Given the CV’s critical role in regulating biomolecule transport into and out of the brain, blood flow, and responses
to physical or chemical stress, understanding the molecular underpinnings of early CV changes during PD and
ALS may be critical to develop disease-modifying treatments.
Prior work indicates that CV changes can occur during the progression of PD and ALS, including leakage of
the blood-brain barrier (BBB), angiogenesis, dysfunctional efflux activity, dysregulated blood flow, and increased
immune cell trafficking. However, findings from brain imaging (MRI) and histological analysis are not inclusive of
all CV functions nor able to identify transcriptional regulators, while studies using animal models are not
representative of sporadic human disease which accounts for ~90% of PD and ALS cases. In this proposal, I
will characterize cerebrovascular dysfunction during sporadic PD and ALS with cell type-specificity and
whole genome-resolution from post-mortem tissue, and will benchmark the degree to which this
dysfunction is recapitulated by iPSC-derived in vitro models. This work is grounded in recent application of
blood-vessel enrichment (BVE) and single nucleus RNA sequencing (snRNA-seq) approaches to profile gene
expression of CV cells, and the development of transcription factor overexpression-based differentiation of BECs
from induced pluripotent stem cells (iPSCs). In Aim 1A, I will conduct snRNA-seq on blood vessel enriched
substantia nigra from post-mortem PD patients and age-matched healthy controls, and will then validate cell
type-specific dysfunction using immunofluorescence and in situ hybridization studies. In Aim 1B, I will
differentiate BECs from PD patient iPSCs and age-matched healthy controls and then conduct snRNA-seq to
determine how post-mortem hallmarks of dysfunction are reflected in vitro. In Aim 2, I will take a similar approach
by conducting snRNA-seq on ALS patients blood vessel enriched motor cortex and iPSC-derived BECs
compared to healthy age-matched post-mortem tissue and iPSC controls.

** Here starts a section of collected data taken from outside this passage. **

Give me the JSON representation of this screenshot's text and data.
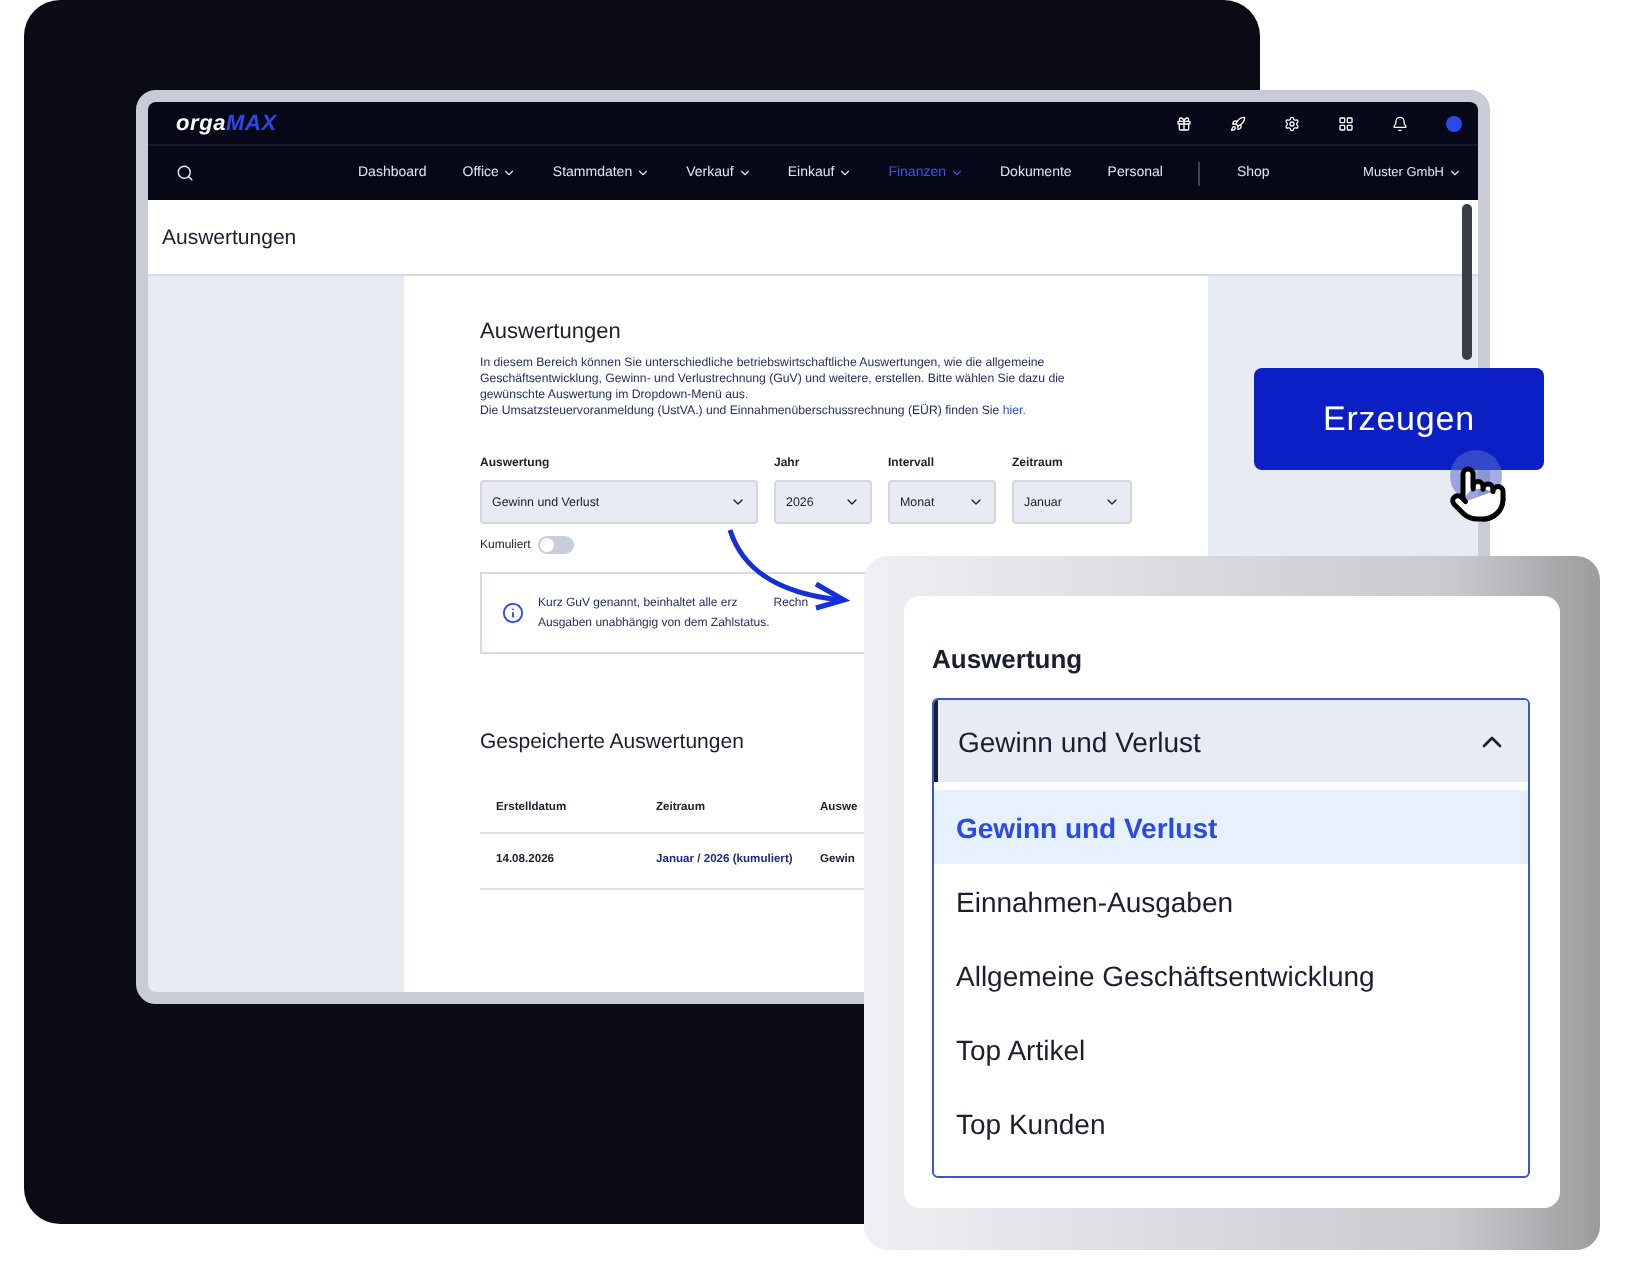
{
  "app": {
    "logo": {
      "first": "orga",
      "second": "MAX"
    },
    "nav": [
      {
        "label": "Dashboard",
        "has_menu": false,
        "selected": false
      },
      {
        "label": "Office",
        "has_menu": true,
        "selected": false
      },
      {
        "label": "Stammdaten",
        "has_menu": true,
        "selected": false
      },
      {
        "label": "Verkauf",
        "has_menu": true,
        "selected": false
      },
      {
        "label": "Einkauf",
        "has_menu": true,
        "selected": false
      },
      {
        "label": "Finanzen",
        "has_menu": true,
        "selected": true
      },
      {
        "label": "Dokumente",
        "has_menu": false,
        "selected": false
      },
      {
        "label": "Personal",
        "has_menu": false,
        "selected": false
      },
      {
        "label": "Shop",
        "has_menu": false,
        "selected": false
      }
    ],
    "company": "Muster GmbH",
    "page_title": "Auswertungen",
    "section_title": "Auswertungen",
    "intro": "In diesem Bereich können Sie unterschiedliche betriebswirtschaftliche Auswertungen, wie die allgemeine Geschäftsentwicklung, Gewinn- und Verlustrechnung (GuV) und weitere, erstellen. Bitte wählen Sie dazu die gewünschte Auswertung im Dropdown-Menü aus.",
    "intro_line2": "Die Umsatzsteuervoranmeldung (UstVA.) und Einnahmenüberschussrechnung (EÜR) finden Sie",
    "intro_link": "hier.",
    "filters": [
      {
        "label": "Auswertung",
        "value": "Gewinn und Verlust"
      },
      {
        "label": "Jahr",
        "value": "2026"
      },
      {
        "label": "Intervall",
        "value": "Monat"
      },
      {
        "label": "Zeitraum",
        "value": "Januar"
      }
    ],
    "cumulative": {
      "label": "Kumuliert",
      "on": false
    },
    "info": {
      "line1": "Kurz GuV genannt, beinhaltet alle erz",
      "line1_rest": "Rechn",
      "line2": "Ausgaben unabhängig von dem Zahlstatus."
    },
    "saved_title": "Gespeicherte Auswertungen",
    "table": {
      "columns": [
        "Erstelldatum",
        "Zeitraum",
        "Auswe"
      ],
      "rows": [
        [
          "14.08.2026",
          "Januar / 2026 (kumuliert)",
          "Gewin"
        ]
      ]
    }
  },
  "generate_button": "Erzeugen",
  "dropdown": {
    "label": "Auswertung",
    "value": "Gewinn und Verlust",
    "expanded": true,
    "options": [
      {
        "label": "Gewinn und Verlust",
        "selected": true
      },
      {
        "label": "Einnahmen-Ausgaben",
        "selected": false
      },
      {
        "label": "Allgemeine Geschäftsentwicklung",
        "selected": false
      },
      {
        "label": "Top Artikel",
        "selected": false
      },
      {
        "label": "Top Kunden",
        "selected": false
      }
    ]
  }
}
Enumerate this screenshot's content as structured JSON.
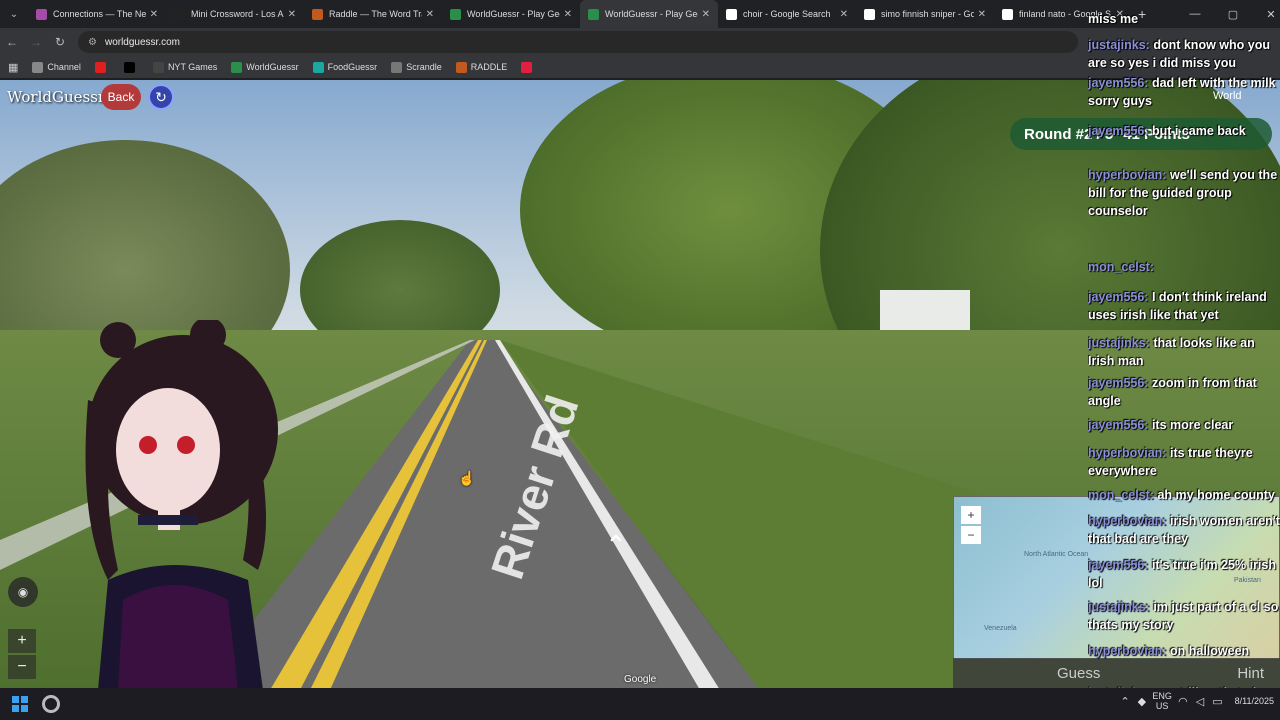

By characterizing CV gene expression using cutting-edge single nucleus profiling of PD and ALS post-
mortem tissue and iPSC-derived models, this proposal will identity previously unrecognized mechanisms of CV
dysfunction and serve as a critical launchpad for future studies to test causality in disease processes and validate
therapeutic targets across in vivo and in vitro models.